The next Economics Seminar of Paris-Saclay will take place on Thursday, September 22 from 12h15 to 13h15. Nicolas Fugger (University of Cologne) will present Split-Award Auctions and Supply Disruptions (joint with Ulrich Laitenberger).

Abstract:

We consider a buyer who conducts a procurement auction to award a contract to one or more suppliers that specifies a price at which she can buy from these suppliers. Suppliers might fail to deliver. If contract suppliers fail to deliver, the buyer tries to source from non-contract suppliers but has little bargaining power due to time pressure.
The mitigation of supply risks plays an important role in procurement practice but attracted little attention in the academic analysis of procurement auctions.

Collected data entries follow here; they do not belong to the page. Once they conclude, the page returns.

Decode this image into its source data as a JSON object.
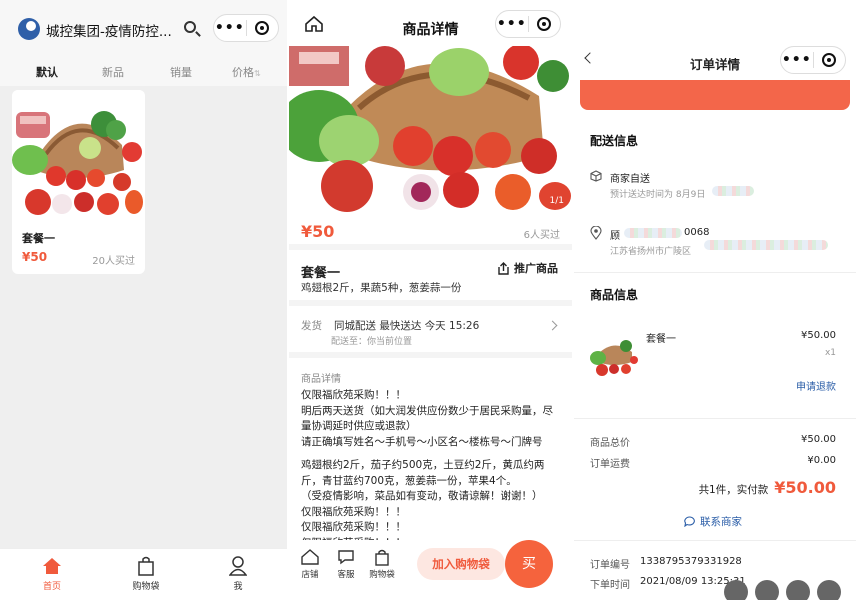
{
  "list_page": {
    "title": "城控集团-疫情防控...",
    "tabs": [
      "默认",
      "新品",
      "销量",
      "价格"
    ],
    "sort_arrow": "⇅",
    "product": {
      "name": "套餐一",
      "price": "¥50",
      "sold": "20人买过"
    },
    "tabbar": [
      {
        "label": "首页",
        "icon": "home-icon"
      },
      {
        "label": "购物袋",
        "icon": "bag-icon"
      },
      {
        "label": "我",
        "icon": "person-icon"
      }
    ]
  },
  "detail_page": {
    "title": "商品详情",
    "price": "¥50",
    "bought": "6人买过",
    "image_counter": "1/1",
    "name": "套餐一",
    "share_label": "推广商品",
    "summary": "鸡翅根2斤，果蔬5种，葱姜蒜一份",
    "shipping_label": "发货",
    "shipping_value": "同城配送  最快送达 今天 15:26",
    "delivery_to": "配送至：你当前位置",
    "detail_label": "商品详情",
    "detail_lines": [
      "仅限福欣苑采购！！！",
      "明后两天送货（如大润发供应份数少于居民采购量，尽量协调延时供应或退款）",
      "请正确填写姓名～手机号～小区名～楼栋号～门牌号",
      "",
      "鸡翅根约2斤，茄子约500克，土豆约2斤，黄瓜约两斤，青甘蓝约700克，葱姜蒜一份，苹果4个。",
      "（受疫情影响，菜品如有变动，敬请谅解！谢谢！）",
      "仅限福欣苑采购！！！",
      "仅限福欣苑采购！！！",
      "仅限福欣苑采购！！！"
    ],
    "bottom": {
      "store": "店铺",
      "service": "客服",
      "bag": "购物袋",
      "add_cart": "加入购物袋",
      "buy": "买"
    }
  },
  "order_page": {
    "title": "订单详情",
    "delivery_section": "配送信息",
    "merchant_delivery": "商家自送",
    "expected_time": "预计送达时间为 8月9日",
    "receiver_suffix": "0068",
    "receiver_prefix": "顾",
    "address": "江苏省扬州市广陵区",
    "goods_section": "商品信息",
    "item_name": "套餐一",
    "item_price": "¥50.00",
    "item_qty": "x1",
    "refund": "申请退款",
    "goods_total_label": "商品总价",
    "goods_total": "¥50.00",
    "freight_label": "订单运费",
    "freight": "¥0.00",
    "count_label": "共1件，实付款",
    "paid": "¥50.00",
    "contact": "联系商家",
    "order_no_label": "订单编号",
    "order_no": "1338795379331928",
    "order_time_label": "下单时间",
    "order_time": "2021/08/09 13:25:31"
  },
  "colors": {
    "accent": "#f05a3c",
    "link": "#2b5ea8"
  }
}
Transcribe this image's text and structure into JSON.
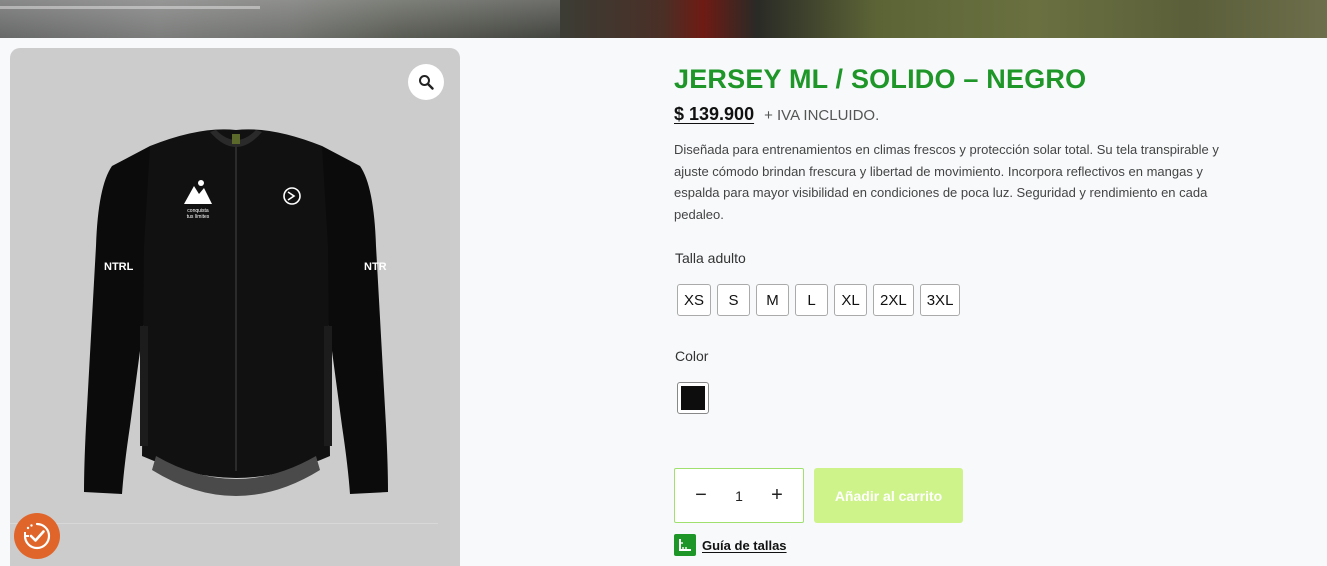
{
  "product": {
    "title": "JERSEY ML / SOLIDO – NEGRO",
    "price": "$ 139.900",
    "tax_note": "+ IVA INCLUIDO.",
    "description": "Diseñada para entrenamientos en climas frescos y protección solar total. Su tela transpirable y ajuste cómodo brindan frescura y libertad de movimiento. Incorpora reflectivos en mangas y espalda para mayor visibilidad en condiciones de poca luz. Seguridad y rendimiento en cada pedaleo."
  },
  "size_selector": {
    "label": "Talla adulto",
    "options": [
      "XS",
      "S",
      "M",
      "L",
      "XL",
      "2XL",
      "3XL"
    ]
  },
  "color_selector": {
    "label": "Color",
    "swatch_color": "#0d0d0d"
  },
  "cart": {
    "quantity": "1",
    "minus_symbol": "−",
    "plus_symbol": "+",
    "add_label": "Añadir al carrito"
  },
  "size_guide": {
    "label": "Guía de tallas"
  },
  "jersey_print": {
    "sleeve_text_left": "NTRL",
    "sleeve_text_right": "NTR",
    "chest_logo_line1": "conquista",
    "chest_logo_line2": "tus límites"
  },
  "icons": {
    "zoom": "magnifier-icon",
    "badge": "checkmark-clock-icon",
    "guide": "ruler-icon"
  },
  "colors": {
    "title_green": "#1e9628",
    "cart_button": "#cdf38a",
    "qty_border": "#9fe06e",
    "badge_orange": "#e0652a"
  }
}
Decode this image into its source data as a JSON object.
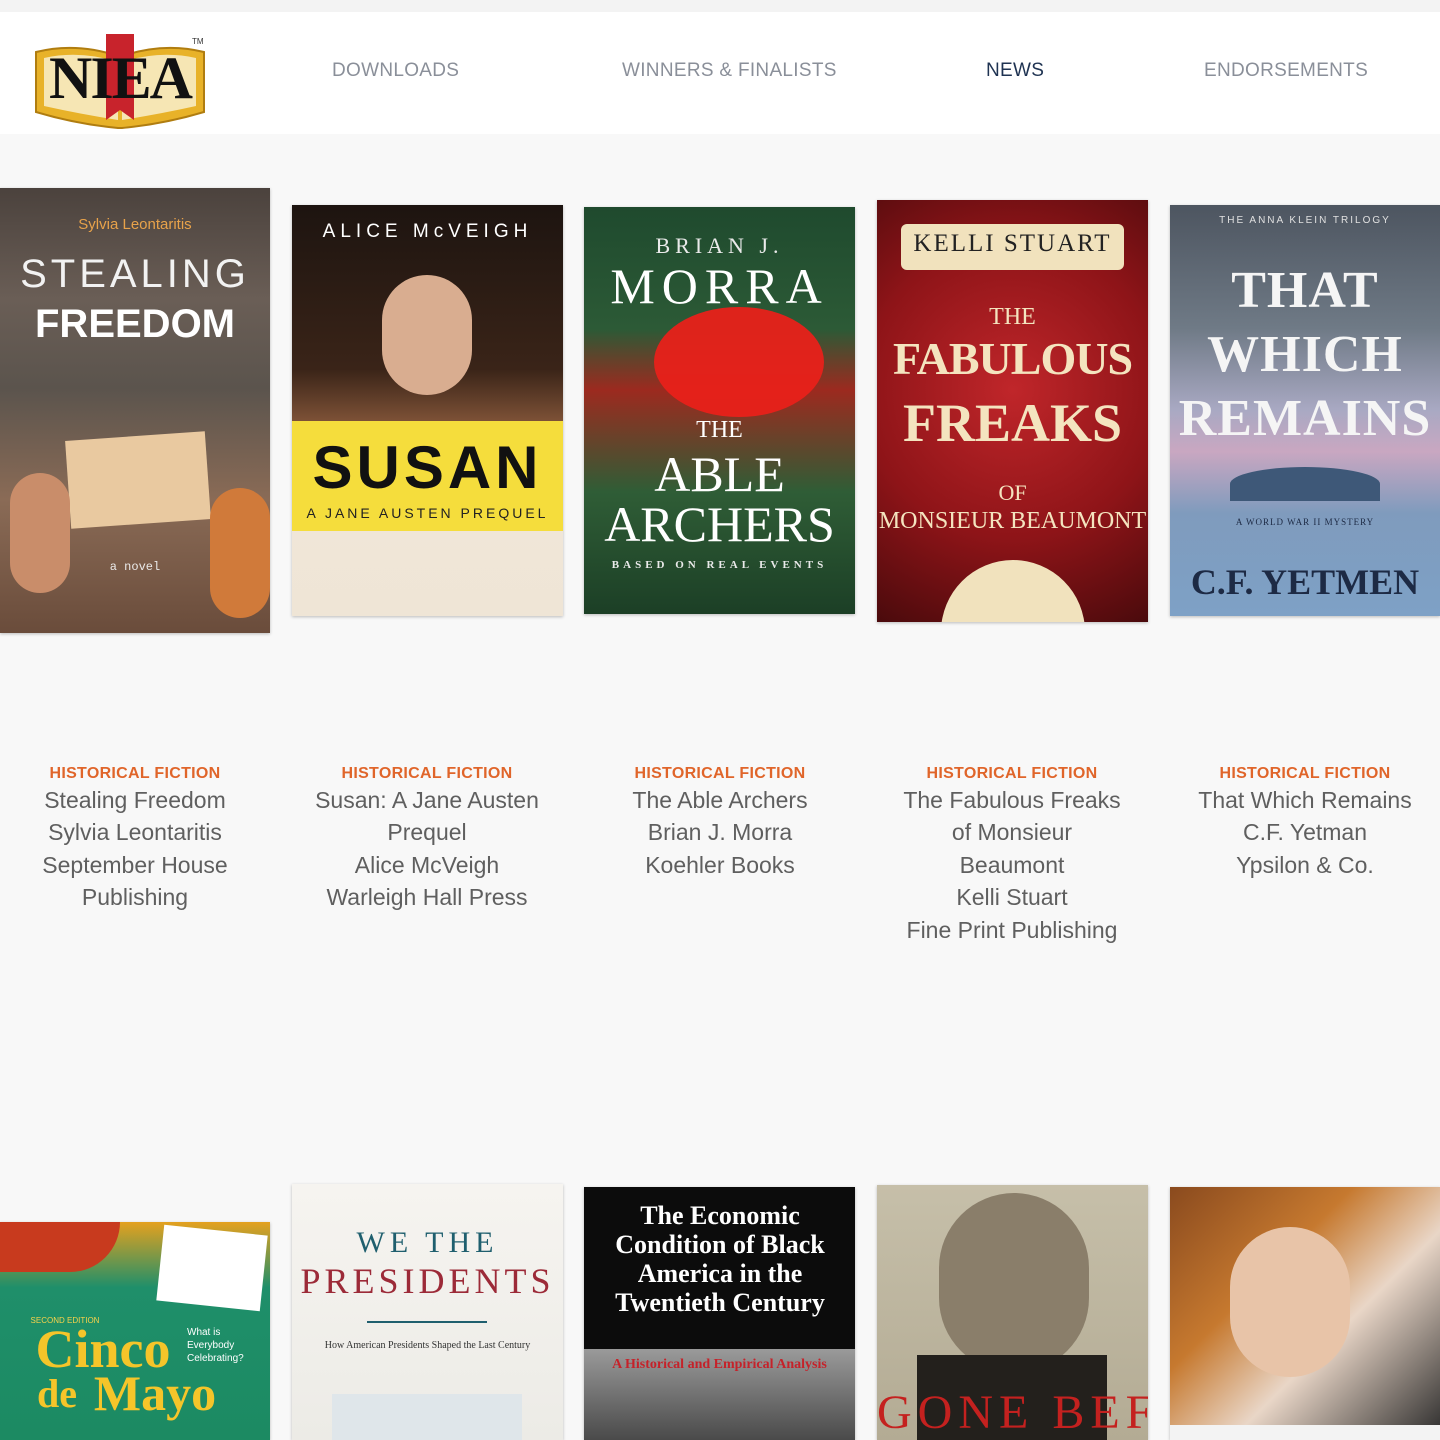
{
  "site": {
    "logo_text": "NIEA",
    "logo_tm": "TM"
  },
  "nav": {
    "items": [
      {
        "label": "DOWNLOADS",
        "active": false
      },
      {
        "label": "WINNERS & FINALISTS",
        "active": false
      },
      {
        "label": "NEWS",
        "active": true
      },
      {
        "label": "ENDORSEMENTS",
        "active": false
      }
    ]
  },
  "books": [
    {
      "genre": "HISTORICAL FICTION",
      "lines": [
        "Stealing Freedom",
        "Sylvia Leontaritis",
        "September House",
        "Publishing"
      ],
      "cover": {
        "author": "Sylvia Leontaritis",
        "title_1": "STEALING",
        "title_2": "FREEDOM",
        "tag": "a novel"
      }
    },
    {
      "genre": "HISTORICAL FICTION",
      "lines": [
        "Susan: A Jane Austen",
        "Prequel",
        "Alice McVeigh",
        "Warleigh Hall Press"
      ],
      "cover": {
        "author": "ALICE McVEIGH",
        "title": "SUSAN",
        "subtitle": "A JANE AUSTEN PREQUEL"
      }
    },
    {
      "genre": "HISTORICAL FICTION",
      "lines": [
        "The Able Archers",
        "Brian J. Morra",
        "Koehler Books"
      ],
      "cover": {
        "author_1": "BRIAN J.",
        "author_2": "MORRA",
        "title_1": "THE",
        "title_2": "ABLE",
        "title_3": "ARCHERS",
        "tag": "BASED ON REAL EVENTS"
      }
    },
    {
      "genre": "HISTORICAL FICTION",
      "lines": [
        "The Fabulous Freaks",
        "of Monsieur",
        "Beaumont",
        "Kelli Stuart",
        "Fine Print Publishing"
      ],
      "cover": {
        "author": "KELLI STUART",
        "title_1": "THE",
        "title_2": "FABULOUS",
        "title_3": "FREAKS",
        "title_4": "OF",
        "title_5": "MONSIEUR BEAUMONT"
      }
    },
    {
      "genre": "HISTORICAL FICTION",
      "lines": [
        "That Which Remains",
        "C.F. Yetman",
        "Ypsilon & Co."
      ],
      "cover": {
        "series": "THE ANNA KLEIN TRILOGY",
        "title_1": "THAT",
        "title_2": "WHICH",
        "title_3": "REMAINS",
        "tag": "A WORLD WAR II MYSTERY",
        "author": "C.F. YETMEN"
      }
    }
  ],
  "row2_covers": [
    {
      "edition": "SECOND EDITION",
      "title_1": "Cinco",
      "title_2": "de",
      "title_3": "Mayo",
      "aside": "What is Everybody Celebrating?"
    },
    {
      "title_1": "WE THE",
      "title_2": "PRESIDENTS",
      "subtitle": "How American Presidents Shaped the Last Century"
    },
    {
      "title": "The Economic Condition of Black America in the Twentieth Century",
      "subtitle": "A Historical and Empirical Analysis"
    },
    {
      "title": "GONE BEFORE"
    },
    {}
  ],
  "colors": {
    "nav_active": "#1f3352",
    "nav_inactive": "#8a8f99",
    "genre": "#e0652a",
    "body_text": "#5f5f5f"
  }
}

Academic research on multi-sourcing procurement auction typically analyzes these auctions as stand-alone events. In contrast, we consider the influence of the auction design on the post-auction market structure.
First, we show increasing the number of contracts does not only reduce the supply risk but also induces more aggressive bidding. The increase makes the post-auction market more competitive such that being a non-contract supplier becomes less attractive.
Second, if suppliers are heterogeneous regarding their disruption probabilities, less reliable suppliers bid more aggressively than their more reliable competitors causing an adverse selection problem. We show that attracting an additional supplier might lower the buyer’s expected profit. However, we also show how the buyer can adjust the auction design to benefit from an entrant.